Am Montag und Dienstag passierte zunächst nichts, kein Mittagsleita. In der Schule gab es die üblichen Neckereien. Wir ärgerten unsere Kolleginnen, die Gräfner Resi, Lieselotte oder Merschbach Käthi, denn wir Buwa hatten begonnen nach ihnen zu gucken und sie nach uns.

Aber am Mittwoch geschah es, und zwar etwa eine halbe Stunde vor Mittag und des Ausglingeles (Läuten zum Schulschluss), das immer kurz vor dem Eintreffen des Mittagsmotors war, weil da traf man sich mit den Leit die mit dem Motor kamen und ging nach Hause.

Der Wolz-Lehrer sagte: Toni steh auf und komm mit. Das war nichts ungewöhnliches, denn des Öfteren wurde ein Schüler aus dem Unterricht beauftragt, etwas für den Lehrer zu erledigen.

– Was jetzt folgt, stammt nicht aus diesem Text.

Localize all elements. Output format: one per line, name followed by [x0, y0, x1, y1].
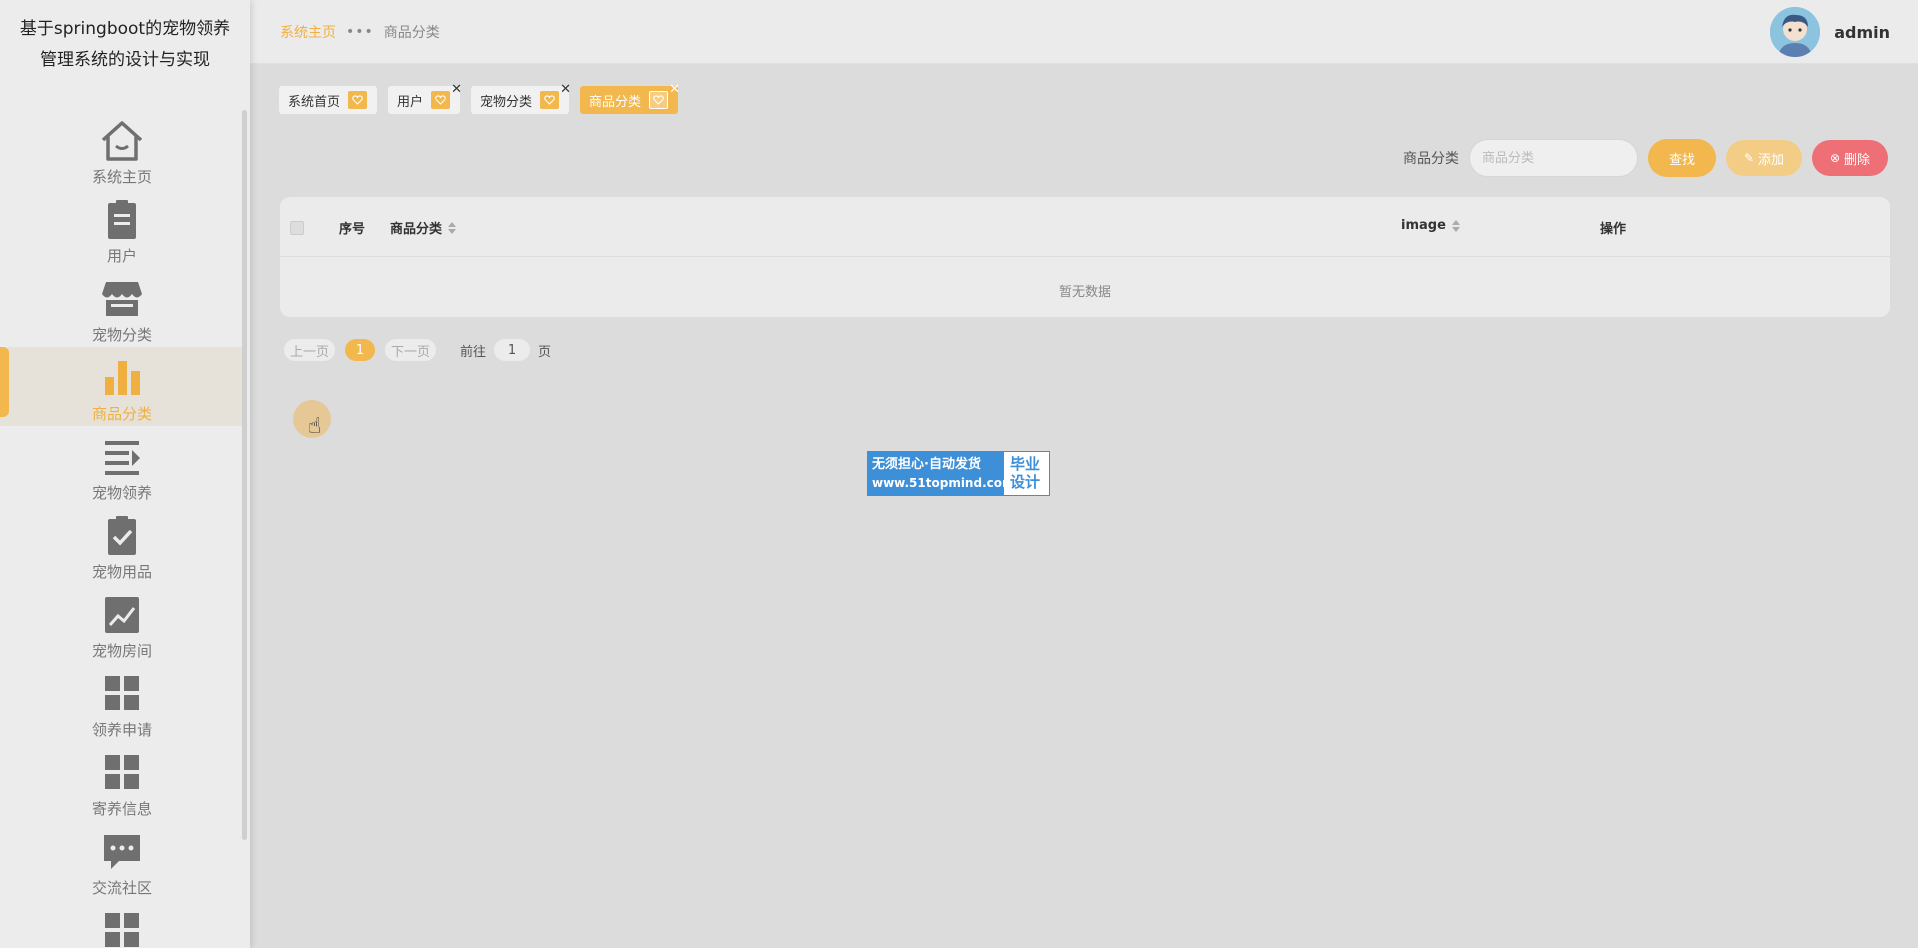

Das konnten Arbeiten sein wie Hühner füttern oder etwas kaufen gehen. Ich folgte unserem Lehrer, der mit mir über die Veranda in sein Vorzimmer ging, wo wir ungestört sprechen konnten. Unser Dialog war ungefähr so:

Du bist doch Messdiener?

Ja, kleiner Rechts, der grosse Rechts ist der Höllich Hans.

Hast du Angst allein in die Kirich zu gehen?

No, des habe ich schon oft g’macht, bin ja Messdiener.

Des hab ich mir gedenkt.

Anschließend gab er mir folgende detaillierte Anweisung: Hier ist der Schlüssel von der Sakristei der Kirich. Jetzt gehst du, schleichst dich durch die Vale (Abwassergraben) hinter der Schule bis hinter die “Kirich”. Und lass dich von niemand und nichts davon abbringen, auch net vom “Pickgrass” (Kletten). Schau gut, ob jemand im “Kirichhof” ist oder auf der “Stross” (Strasse). Wenn du niemand siehst, sperr die Sakristei auf und geh hinein. Von drinnen steck den Schlüssel ins Schloss und dreh ihn nur einmal um. Hast gehört, nur einmal, nicht zweimal. Danach gehst du so schnell du kannst auf den Chor und leit’st Mittag. Zieh die grosse Glock 3mal x je 11mal, und nicht 3mal x je 33mal wie g’wohnt. Wenn du fertig bist, so schnell du kannst runter vom Chor in die Sakristei. Wenn du niemand siehst, gehst raus, drehst den Schlüssel zweimal “rumm” und kommst durch die “Vale” ganz schnell zurück. Also auf geht´s.

Bin gleich losgerannt und es hat alles geklappt. Bin auf den Chor hinauf gesaust, habe wie angeordnet 3mal x je 11mal die grosse Glocke gezogen, und wieder runter gedonnert, so dass die Eulen im Turm einen Schrecken bekamen und die Mäuse in der Krichich sich versteckten. Meine größte Sorge war, den Schlüssel in der Vale, im grossen Gras, ja nicht zu verlieren. Denn dieser war so gross, dass er in keine meiner Hosentaschen passte.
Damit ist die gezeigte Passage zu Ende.